Overall the issue would still exist because client machines timestamps can be even more far apart — after all, you are in full control of your local machine time and can set it to anything.
More realistic example
In practice we can probably get away with the timestamps for processing money transactions as the transactions tend to be not that close together.
If events in a system are minutes apart or an occasional order of events error can be safely fixed later on — it may be ok to disregard clocks being out of sync and the consequences of it.
A practical example is synchronization between replicas with “last write wins” (LWW) conflict resolution.
As you can see from this illustration, LWW and the time drift may lead to lost updates.
The node with “slow”/lagging clock will not be able to overwrite updates done by the “fast” node until NTP kicks in and the time is synchronized. The wider is the time difference between the nodes the more is the probability of a lost update happening.
How do systems deal with unreliable clocks?
A simple example is SAML NotOnOrAfter time skew which may be experienced rather often when trying to implement SSO. To account for local times not being in sync, advice is simply to increase SAML token validity period for identity providers.
A more interesting example is how Redis manages to expire keys on read-only replicas.
- After a specified timeout (TTL) a key should expire on both master and replica nodes.
- Due to unreliable clocks it cannot rely on the time on the replicas being in sync with the master’s time.
Approach 1 — Expire the keys independently on the master and the replicas.
The issue with this approach is that a replica can expire a given key at time T (by replica’s clocks) and then a command from master will come at T+x which will assume the key is still present.
For example, *STORE command may come after the replica decides an involved key has already expired (SUNIONSTORE, SDIFFSTORE, SINTERSTORE).
Approach 2 — Expire the keys on the master only.
This way replicas would never expire any keys but wait for the master node to issue the DEL command for the expired keys.
This makes data consistent between master and replicas but only until there is a network delay or partition and the replicas are disconnected from the master — as replicas do not expire keys themselves they will return stale data.
What Redis actually does is the combination of the above.

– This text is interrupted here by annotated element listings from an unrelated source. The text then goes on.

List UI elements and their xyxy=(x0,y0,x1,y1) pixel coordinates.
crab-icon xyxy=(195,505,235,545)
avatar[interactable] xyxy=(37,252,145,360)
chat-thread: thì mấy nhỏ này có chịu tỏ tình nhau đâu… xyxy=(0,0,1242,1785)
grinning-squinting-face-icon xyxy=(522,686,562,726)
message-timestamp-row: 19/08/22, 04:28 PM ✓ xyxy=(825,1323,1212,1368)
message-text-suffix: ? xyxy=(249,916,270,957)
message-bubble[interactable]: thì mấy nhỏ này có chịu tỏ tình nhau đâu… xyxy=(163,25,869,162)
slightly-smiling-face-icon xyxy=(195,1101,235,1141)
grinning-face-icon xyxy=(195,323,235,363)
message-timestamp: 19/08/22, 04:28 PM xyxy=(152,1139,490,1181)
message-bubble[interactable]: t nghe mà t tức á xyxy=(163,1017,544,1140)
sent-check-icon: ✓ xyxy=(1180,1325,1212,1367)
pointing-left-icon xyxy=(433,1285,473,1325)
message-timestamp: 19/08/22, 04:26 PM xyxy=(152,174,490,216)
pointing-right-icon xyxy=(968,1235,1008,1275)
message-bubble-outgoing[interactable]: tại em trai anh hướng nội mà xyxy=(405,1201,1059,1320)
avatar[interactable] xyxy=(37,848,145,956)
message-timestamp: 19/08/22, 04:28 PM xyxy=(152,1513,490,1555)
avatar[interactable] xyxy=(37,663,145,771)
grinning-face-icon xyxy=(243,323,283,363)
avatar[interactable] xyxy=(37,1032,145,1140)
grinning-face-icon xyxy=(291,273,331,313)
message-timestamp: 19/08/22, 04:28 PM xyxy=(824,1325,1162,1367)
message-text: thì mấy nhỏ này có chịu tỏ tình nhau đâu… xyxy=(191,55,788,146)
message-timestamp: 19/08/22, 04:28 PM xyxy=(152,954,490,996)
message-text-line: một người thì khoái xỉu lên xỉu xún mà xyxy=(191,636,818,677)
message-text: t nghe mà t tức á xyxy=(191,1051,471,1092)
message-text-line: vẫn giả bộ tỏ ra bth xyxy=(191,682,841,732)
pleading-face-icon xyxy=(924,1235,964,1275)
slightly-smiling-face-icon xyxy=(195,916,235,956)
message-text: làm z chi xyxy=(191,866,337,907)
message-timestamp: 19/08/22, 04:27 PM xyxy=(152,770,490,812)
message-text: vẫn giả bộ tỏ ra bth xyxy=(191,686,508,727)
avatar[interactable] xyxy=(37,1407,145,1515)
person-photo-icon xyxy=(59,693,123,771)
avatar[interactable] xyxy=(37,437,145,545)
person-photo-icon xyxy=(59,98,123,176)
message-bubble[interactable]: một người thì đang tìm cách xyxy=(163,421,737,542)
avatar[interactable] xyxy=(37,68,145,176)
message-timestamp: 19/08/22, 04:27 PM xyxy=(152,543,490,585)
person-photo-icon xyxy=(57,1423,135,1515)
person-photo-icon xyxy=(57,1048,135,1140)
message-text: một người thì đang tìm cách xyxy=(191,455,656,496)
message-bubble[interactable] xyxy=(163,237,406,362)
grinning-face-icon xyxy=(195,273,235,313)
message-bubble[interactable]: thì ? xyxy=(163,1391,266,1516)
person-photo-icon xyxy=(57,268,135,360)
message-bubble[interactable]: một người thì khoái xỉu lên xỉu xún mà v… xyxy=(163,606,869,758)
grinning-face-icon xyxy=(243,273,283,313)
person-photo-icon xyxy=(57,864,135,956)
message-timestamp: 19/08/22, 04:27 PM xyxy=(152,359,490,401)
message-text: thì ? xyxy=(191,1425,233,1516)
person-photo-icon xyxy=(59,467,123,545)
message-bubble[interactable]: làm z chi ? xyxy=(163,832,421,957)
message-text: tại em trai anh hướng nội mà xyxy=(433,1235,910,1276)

Redis replicas wait for the master to send DEL command to expire a key, but at the same time for read queries the replica reports a key as expired when its logically expired according to the replica’s local clocks.
This led to an amusing bug in old versions of Redis (inconsistent behaviour of EXISTS and GET on expired keys on replicas).
Time for some local experimentation. To check how it works we can run a master on port 6379 (Redis default) and a replica on port 6380 and set key “foo” to expire on master.
Then, as it is difficult to emulate a partition when both the master and the replica are running on the same machine, let’s make the master “freeze” via running some slow Lua script:
While master is busy churning through loops in Lua, we can ping the replica for TTL of “foo”:
And run the MONITOR command in another session so that we can see the order of commands against the replica:
As you can see, “foo” expires independently on the replica and only when master is free from the Lua script freeze it sends the “DEL” command to expire “foo” key which has already expired on the replica.
Unreliable clocks and total ordering of the events are only few of the many exciting aspects of distributed systems and hopefully this was a interesting introduction. And now you can guess why would one put a GPS into a data centre.